After opening the chair, he flexed his muscles. The soreness in his shoulder joints was getting worse now that he was seventy-five. Looking down at Agostino, his two-hundred pound St. Bernard with the crippled legs, he said, "Tino, you aren't getting any lighter."
A lovable dog, older in St.-Bernard-years than Father Risolino, Tino looked up at the priest with eyes that were filled with pain and devotion. "Woof," he said regretfully.
"When I think of your patience, Tino, I'm ashamed of myself," said Father Risolino. As soon as he got his arms under the dog and heaved him into the wheelchair, Tino became mobile, so to speak, and could be pushed around the village for his morning "walk."

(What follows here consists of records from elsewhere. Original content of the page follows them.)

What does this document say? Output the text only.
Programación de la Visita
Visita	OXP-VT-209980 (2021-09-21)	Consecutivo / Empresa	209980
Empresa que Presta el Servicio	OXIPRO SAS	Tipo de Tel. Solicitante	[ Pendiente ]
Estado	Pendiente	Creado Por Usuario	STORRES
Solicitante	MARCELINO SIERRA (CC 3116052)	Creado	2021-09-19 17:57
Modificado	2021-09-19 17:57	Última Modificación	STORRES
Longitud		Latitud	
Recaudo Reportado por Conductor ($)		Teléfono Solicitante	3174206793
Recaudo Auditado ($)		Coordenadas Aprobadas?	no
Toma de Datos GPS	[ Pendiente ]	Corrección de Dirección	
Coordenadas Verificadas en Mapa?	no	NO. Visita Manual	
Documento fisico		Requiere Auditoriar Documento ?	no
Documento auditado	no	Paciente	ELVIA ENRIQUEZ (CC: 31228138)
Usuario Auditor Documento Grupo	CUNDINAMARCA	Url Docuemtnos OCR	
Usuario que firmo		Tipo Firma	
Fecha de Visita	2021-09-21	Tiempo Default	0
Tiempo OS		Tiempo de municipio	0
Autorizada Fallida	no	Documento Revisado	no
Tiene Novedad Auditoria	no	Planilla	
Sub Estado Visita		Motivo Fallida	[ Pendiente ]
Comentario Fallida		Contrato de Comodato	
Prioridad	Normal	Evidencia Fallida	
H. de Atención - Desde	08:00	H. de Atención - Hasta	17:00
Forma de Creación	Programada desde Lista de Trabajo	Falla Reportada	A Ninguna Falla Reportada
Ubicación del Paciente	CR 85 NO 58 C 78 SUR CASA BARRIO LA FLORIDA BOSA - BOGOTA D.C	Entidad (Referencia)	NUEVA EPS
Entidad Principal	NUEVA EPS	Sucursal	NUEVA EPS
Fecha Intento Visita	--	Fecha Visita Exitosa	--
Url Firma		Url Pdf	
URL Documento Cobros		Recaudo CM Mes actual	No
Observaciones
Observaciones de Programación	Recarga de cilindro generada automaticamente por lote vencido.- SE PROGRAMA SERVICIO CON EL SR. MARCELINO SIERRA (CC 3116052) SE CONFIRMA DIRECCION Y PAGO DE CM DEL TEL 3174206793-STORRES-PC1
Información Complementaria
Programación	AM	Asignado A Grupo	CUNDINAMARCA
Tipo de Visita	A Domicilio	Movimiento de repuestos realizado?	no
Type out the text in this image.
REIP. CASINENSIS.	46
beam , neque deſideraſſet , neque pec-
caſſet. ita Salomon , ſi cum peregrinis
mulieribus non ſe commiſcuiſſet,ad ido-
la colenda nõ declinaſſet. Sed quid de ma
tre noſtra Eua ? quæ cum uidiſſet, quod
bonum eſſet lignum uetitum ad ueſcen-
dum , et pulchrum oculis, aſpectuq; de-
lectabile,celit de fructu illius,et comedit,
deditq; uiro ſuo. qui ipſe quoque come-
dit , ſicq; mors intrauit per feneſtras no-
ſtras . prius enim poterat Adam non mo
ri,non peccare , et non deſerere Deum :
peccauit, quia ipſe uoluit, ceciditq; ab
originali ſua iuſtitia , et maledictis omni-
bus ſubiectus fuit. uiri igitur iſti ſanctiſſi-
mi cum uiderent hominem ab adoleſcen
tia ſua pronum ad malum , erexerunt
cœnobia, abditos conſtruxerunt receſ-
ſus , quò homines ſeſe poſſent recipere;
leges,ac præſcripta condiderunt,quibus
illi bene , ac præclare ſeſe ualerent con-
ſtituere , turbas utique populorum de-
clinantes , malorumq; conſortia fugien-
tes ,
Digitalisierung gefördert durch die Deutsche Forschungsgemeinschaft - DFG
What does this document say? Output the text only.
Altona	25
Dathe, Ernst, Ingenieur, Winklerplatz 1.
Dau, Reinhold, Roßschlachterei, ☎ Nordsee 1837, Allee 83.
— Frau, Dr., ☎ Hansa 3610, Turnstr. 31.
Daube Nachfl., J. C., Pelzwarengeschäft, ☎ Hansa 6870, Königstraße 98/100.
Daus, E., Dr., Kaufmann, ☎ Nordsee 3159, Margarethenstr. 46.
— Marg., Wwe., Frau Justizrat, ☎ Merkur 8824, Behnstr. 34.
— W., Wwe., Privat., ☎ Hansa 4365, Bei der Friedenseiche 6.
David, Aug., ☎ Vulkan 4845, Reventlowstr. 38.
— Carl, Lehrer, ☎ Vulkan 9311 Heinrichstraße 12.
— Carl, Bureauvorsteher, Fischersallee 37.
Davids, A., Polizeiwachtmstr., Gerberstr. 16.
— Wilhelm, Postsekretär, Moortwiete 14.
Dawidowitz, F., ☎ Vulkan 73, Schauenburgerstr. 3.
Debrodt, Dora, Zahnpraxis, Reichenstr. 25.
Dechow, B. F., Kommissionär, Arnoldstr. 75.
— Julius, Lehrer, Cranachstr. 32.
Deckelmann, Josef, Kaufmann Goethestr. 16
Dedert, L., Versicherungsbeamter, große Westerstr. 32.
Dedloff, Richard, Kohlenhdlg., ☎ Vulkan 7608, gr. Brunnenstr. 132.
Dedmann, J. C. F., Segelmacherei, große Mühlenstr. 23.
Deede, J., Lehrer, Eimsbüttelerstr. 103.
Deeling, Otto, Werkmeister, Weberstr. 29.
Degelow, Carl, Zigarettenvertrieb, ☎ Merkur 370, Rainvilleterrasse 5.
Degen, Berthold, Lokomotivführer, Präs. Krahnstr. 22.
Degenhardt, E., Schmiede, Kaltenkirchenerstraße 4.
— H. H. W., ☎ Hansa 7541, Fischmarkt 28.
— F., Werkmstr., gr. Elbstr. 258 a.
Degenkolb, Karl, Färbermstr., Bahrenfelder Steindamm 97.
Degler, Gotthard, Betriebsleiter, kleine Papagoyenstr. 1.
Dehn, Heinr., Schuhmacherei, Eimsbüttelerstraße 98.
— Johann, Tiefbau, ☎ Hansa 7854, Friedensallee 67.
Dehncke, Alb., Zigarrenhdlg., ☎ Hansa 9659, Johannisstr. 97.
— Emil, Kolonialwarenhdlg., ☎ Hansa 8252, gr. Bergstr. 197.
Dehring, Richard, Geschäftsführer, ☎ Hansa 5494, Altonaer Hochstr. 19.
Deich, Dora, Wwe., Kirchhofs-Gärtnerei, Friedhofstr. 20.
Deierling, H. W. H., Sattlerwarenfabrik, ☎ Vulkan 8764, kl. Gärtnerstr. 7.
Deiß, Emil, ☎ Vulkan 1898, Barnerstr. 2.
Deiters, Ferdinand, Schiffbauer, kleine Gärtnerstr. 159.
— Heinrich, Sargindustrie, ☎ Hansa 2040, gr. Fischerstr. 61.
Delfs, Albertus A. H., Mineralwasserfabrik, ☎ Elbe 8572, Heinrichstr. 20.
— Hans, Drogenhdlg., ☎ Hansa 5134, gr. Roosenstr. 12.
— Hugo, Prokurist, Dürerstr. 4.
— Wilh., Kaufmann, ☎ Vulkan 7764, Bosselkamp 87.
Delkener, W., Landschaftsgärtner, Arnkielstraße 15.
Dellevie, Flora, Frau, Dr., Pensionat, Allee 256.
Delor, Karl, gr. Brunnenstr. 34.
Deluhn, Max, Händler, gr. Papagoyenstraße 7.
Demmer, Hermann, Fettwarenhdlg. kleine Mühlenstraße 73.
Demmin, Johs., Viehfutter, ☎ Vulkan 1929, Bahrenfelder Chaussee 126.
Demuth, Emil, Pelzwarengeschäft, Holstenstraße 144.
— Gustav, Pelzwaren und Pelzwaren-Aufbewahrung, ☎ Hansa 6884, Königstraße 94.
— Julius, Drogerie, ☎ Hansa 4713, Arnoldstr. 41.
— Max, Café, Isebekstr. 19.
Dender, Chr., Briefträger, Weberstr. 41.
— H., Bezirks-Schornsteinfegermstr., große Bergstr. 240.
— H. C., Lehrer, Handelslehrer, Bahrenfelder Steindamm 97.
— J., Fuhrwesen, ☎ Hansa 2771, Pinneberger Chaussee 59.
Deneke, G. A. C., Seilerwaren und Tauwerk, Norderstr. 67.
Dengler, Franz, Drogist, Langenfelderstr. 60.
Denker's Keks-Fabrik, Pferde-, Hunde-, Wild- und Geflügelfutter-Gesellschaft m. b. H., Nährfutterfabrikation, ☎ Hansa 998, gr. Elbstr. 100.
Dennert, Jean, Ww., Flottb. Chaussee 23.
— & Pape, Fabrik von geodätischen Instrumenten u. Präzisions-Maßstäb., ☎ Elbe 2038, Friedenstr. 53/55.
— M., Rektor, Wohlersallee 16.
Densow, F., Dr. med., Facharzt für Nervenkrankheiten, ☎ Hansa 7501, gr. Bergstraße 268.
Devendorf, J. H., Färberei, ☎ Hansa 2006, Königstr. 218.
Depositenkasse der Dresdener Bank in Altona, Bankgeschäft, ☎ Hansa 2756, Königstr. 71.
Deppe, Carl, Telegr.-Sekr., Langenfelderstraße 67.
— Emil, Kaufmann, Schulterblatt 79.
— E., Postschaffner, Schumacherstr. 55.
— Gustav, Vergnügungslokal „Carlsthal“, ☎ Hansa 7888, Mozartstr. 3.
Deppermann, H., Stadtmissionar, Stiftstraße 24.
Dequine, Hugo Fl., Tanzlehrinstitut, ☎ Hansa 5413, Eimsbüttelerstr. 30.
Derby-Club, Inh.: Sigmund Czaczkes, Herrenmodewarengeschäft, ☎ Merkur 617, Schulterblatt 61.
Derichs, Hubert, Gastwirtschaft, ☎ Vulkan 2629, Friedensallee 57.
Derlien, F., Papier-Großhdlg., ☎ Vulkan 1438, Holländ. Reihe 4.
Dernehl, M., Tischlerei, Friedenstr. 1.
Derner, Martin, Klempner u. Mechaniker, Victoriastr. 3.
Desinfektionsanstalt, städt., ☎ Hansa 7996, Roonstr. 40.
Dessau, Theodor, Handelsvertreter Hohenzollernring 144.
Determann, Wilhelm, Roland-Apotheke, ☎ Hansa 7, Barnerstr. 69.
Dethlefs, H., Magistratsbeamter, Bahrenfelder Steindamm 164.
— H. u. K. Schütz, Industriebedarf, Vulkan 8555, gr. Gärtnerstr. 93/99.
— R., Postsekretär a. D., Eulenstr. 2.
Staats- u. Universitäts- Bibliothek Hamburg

It should have been easy after that, but unfortunately, Father Risolino's village was in the Italian Alps, and getting around its hilly streets was never easy. It was even less so today, which was Easter Monday, or Pasquetta, "little Easter," as the Italians call it, when crowds were out enjoying the sunshine.
"Eleonora," he called again," we're ready."
There was a small explosion through the hall of the rectory, which was Eleonora, running to join her favourite uncle. "I'm ready too," she announced happily, as she burst through the front door, leaped over to Agostino and hugged him. "I can push Tino," she said.
Father Risolino smiled. Eleonora's mother, one of the top fashion models in Milan, was called the Icon of Elegance. Eleonora, on the other hand, was the icon of enthusiasm. Watching her, with her coat flapping open, her dress wrinkled from its sojourn in a suitcase, and her hair combed by the wind, the priest said a prayer that Eleonora would never change.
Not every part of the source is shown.